The result was a 22% reduction in heap usage and a drop in 95th-percentile pause times to under 50ms. The CPU overhead measured approximately 1.5% during peak market hours, an acceptable trade-off for the memory savings and latency improvement.

What candidates often miss

How does String deduplication interact with Java 9's Compact Strings, which store Latin-1 text as byte[] instead of char[]?

Answer. String Deduplication was updated to operate on byte[] arrays when Compact Strings is enabled (the default since Java 9). The deduplication logic inspects the coder field (LATIN1 or UTF16) and hashes the corresponding byte[] or char[] backing array accordingly. The deduplication table stores entries keyed by both hash and array type, ensuring that Latin-1 strings are deduplicated against other Latin-1 strings, and full-width UTF-16 strings against their peers. Candidates often mistakenly believe the feature was deprecated with Compact Strings, but it remains fully compatible.

Why does the JVM impose an age threshold (default 3 GCs) before a String becomes eligible for deduplication?

Answer. The age threshold prevents the system from wasting CPU cycles deduplicating short-lived, ephemeral strings that will likely die in the next young collection. By requiring the String to survive several G1 evacuation cycles (promoting it from Eden to Survivor regions and eventually toward Tenured), the heuristic ensures that only "mature" strings—those with a high probability of long-term survival—are processed. This amortizes the cost of the hash calculation and table lookup over the expected lifetime of the object.

Does String deduplication affect the immutability or hashCode stability of the String instance?

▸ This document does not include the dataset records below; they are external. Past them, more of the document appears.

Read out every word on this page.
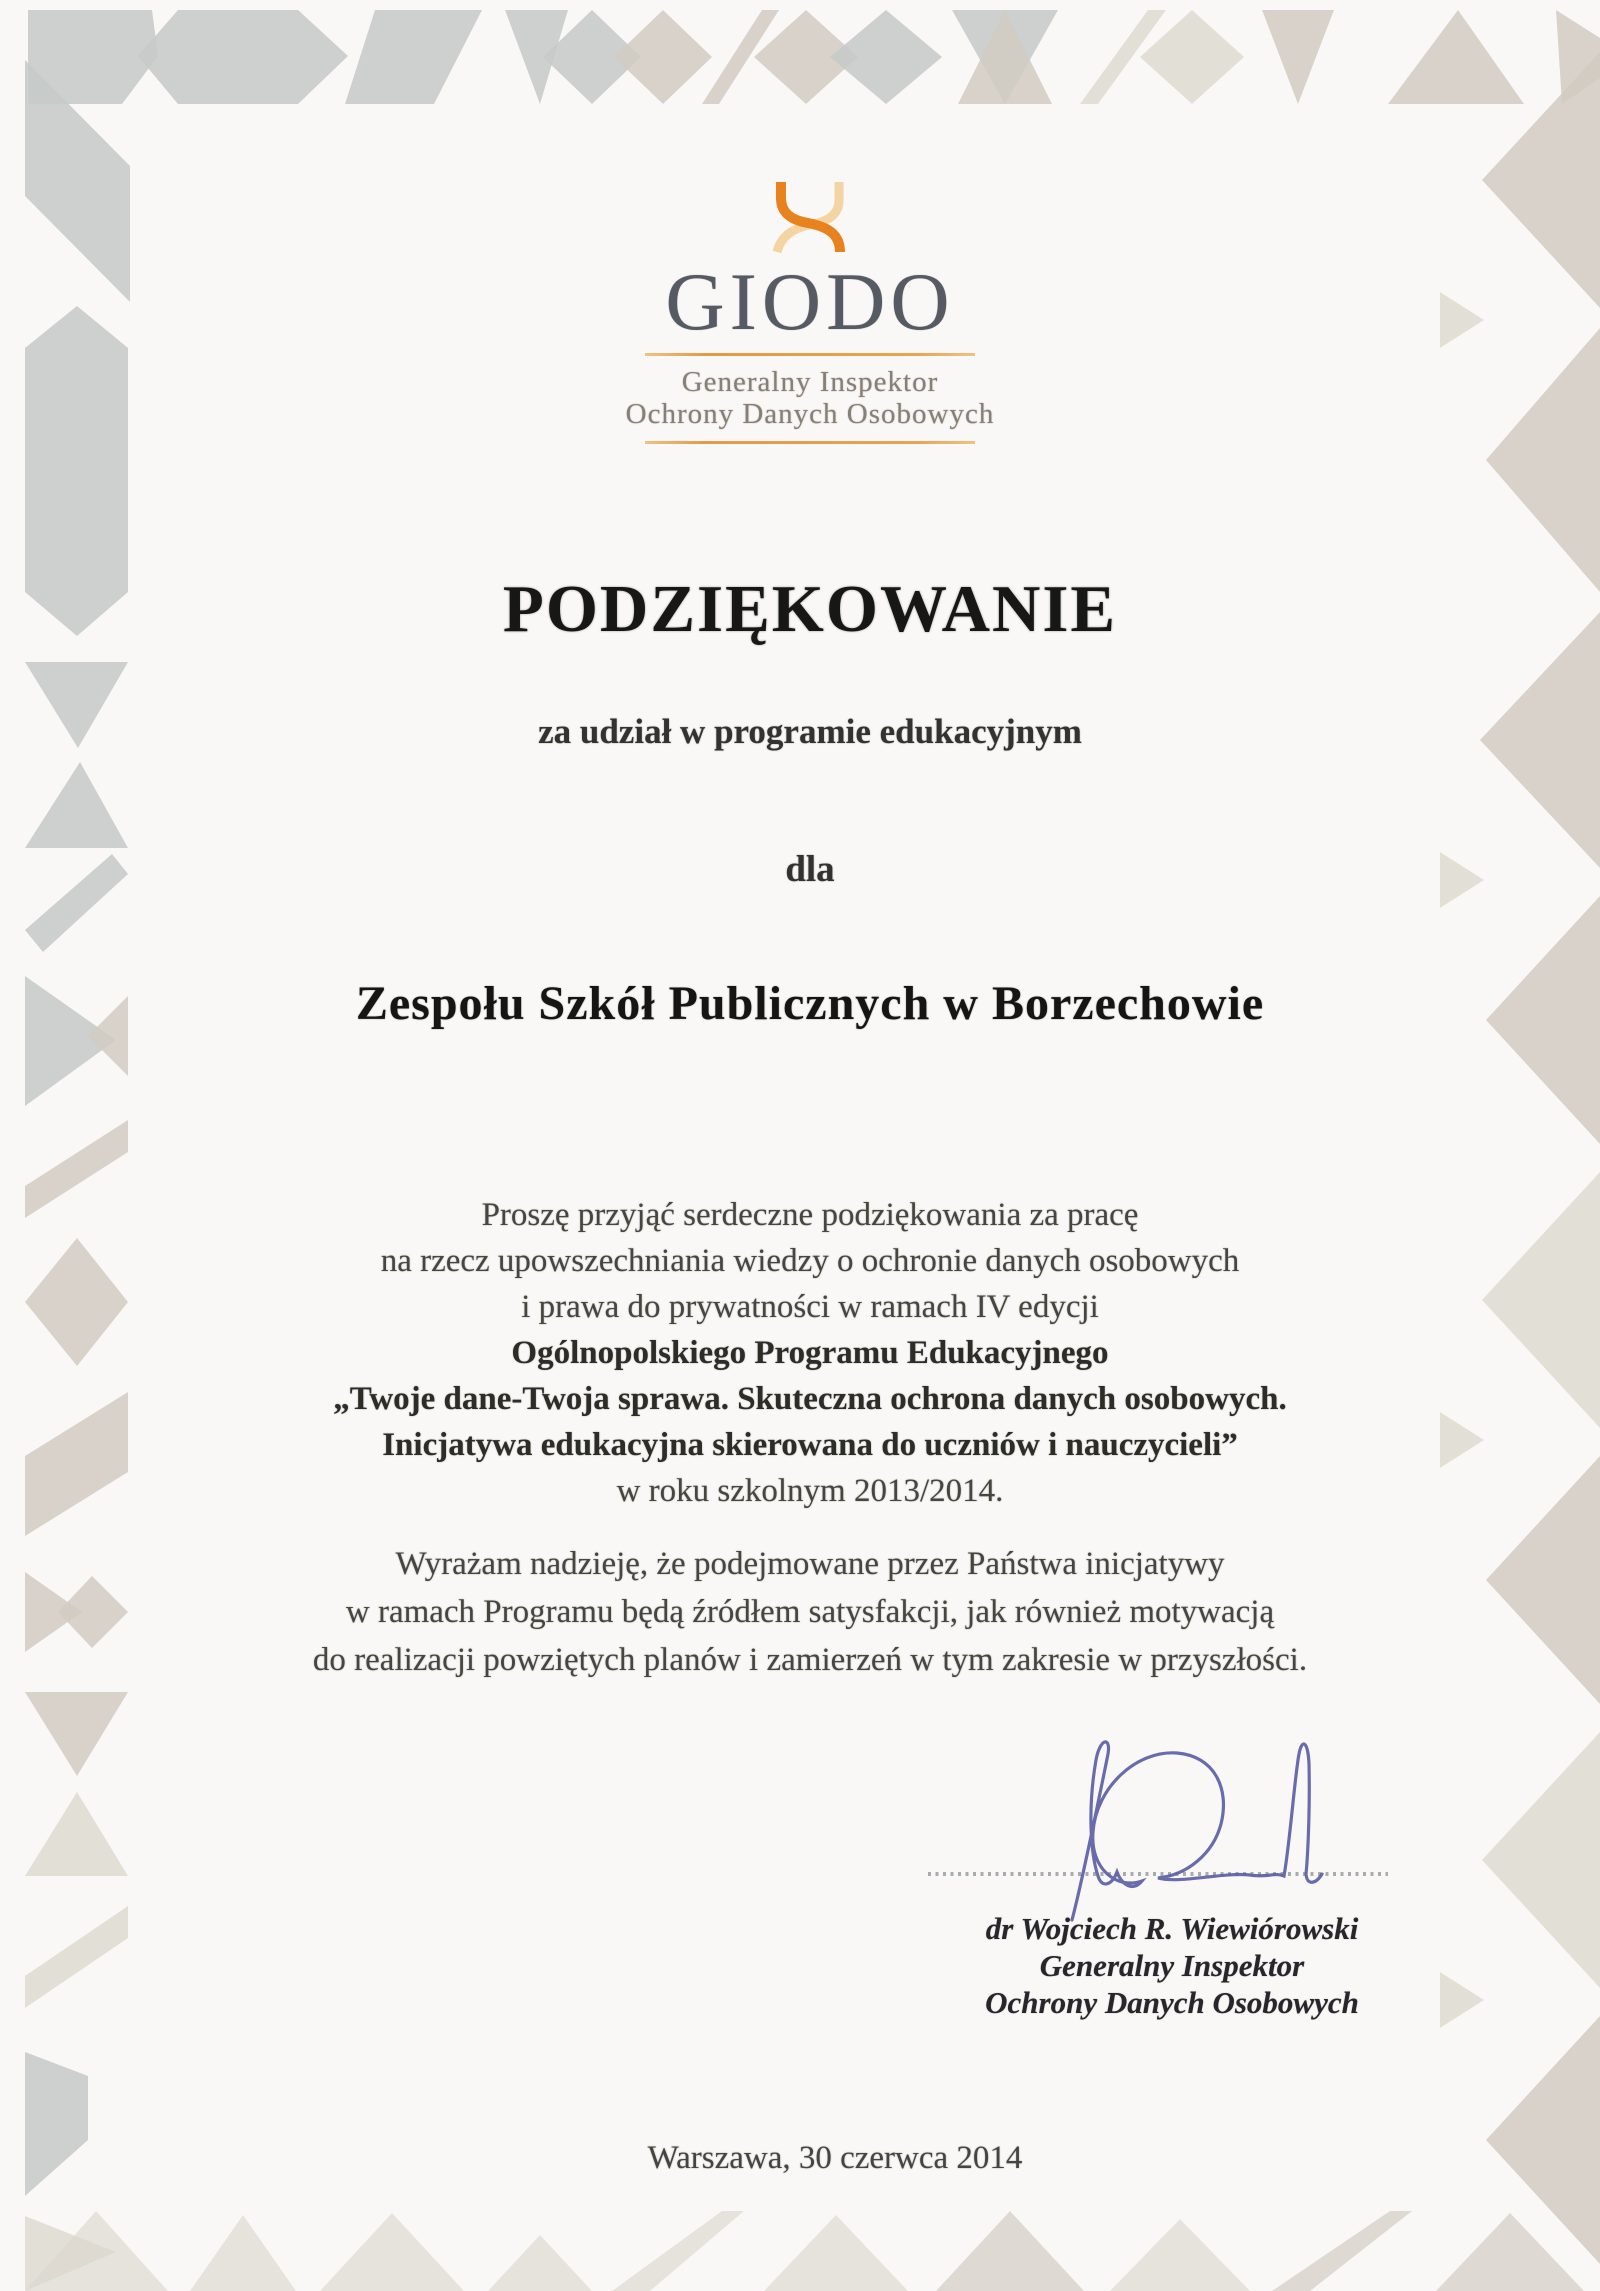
GIODO
Generalny Inspektor
Ochrony Danych Osobowych
PODZIĘKOWANIE
za udział w programie edukacyjnym
dla
Zespołu Szkół Publicznych w Borzechowie
Proszę przyjąć serdeczne podziękowania za pracę
na rzecz upowszechniania wiedzy o ochronie danych osobowych
i prawa do prywatności w ramach IV edycji
Ogólnopolskiego Programu Edukacyjnego
„Twoje dane-Twoja sprawa. Skuteczna ochrona danych osobowych.
Inicjatywa edukacyjna skierowana do uczniów i nauczycieli”
w roku szkolnym 2013/2014.
Wyrażam nadzieję, że podejmowane przez Państwa inicjatywy
w ramach Programu będą źródłem satysfakcji, jak również motywacją
do realizacji powziętych planów i zamierzeń w tym zakresie w przyszłości.
dr Wojciech R. Wiewiórowski
Generalny Inspektor
Ochrony Danych Osobowych
Warszawa, 30 czerwca 2014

Answer. No. The deduplication process is strictly an implementation detail of the value field reference mutation. Since the replacement array contains identical bytes or characters, the String's logical state and hashCode remain unchanged. The hashCode is cached in a transient field within the String object itself, and because the content is identical, the cached value remains valid. The equals contract is preserved because content equality implies reference equality of the backing store is irrelevant to the API contract. The operation is atomic from the application perspective, maintaining String's immutable guarantee.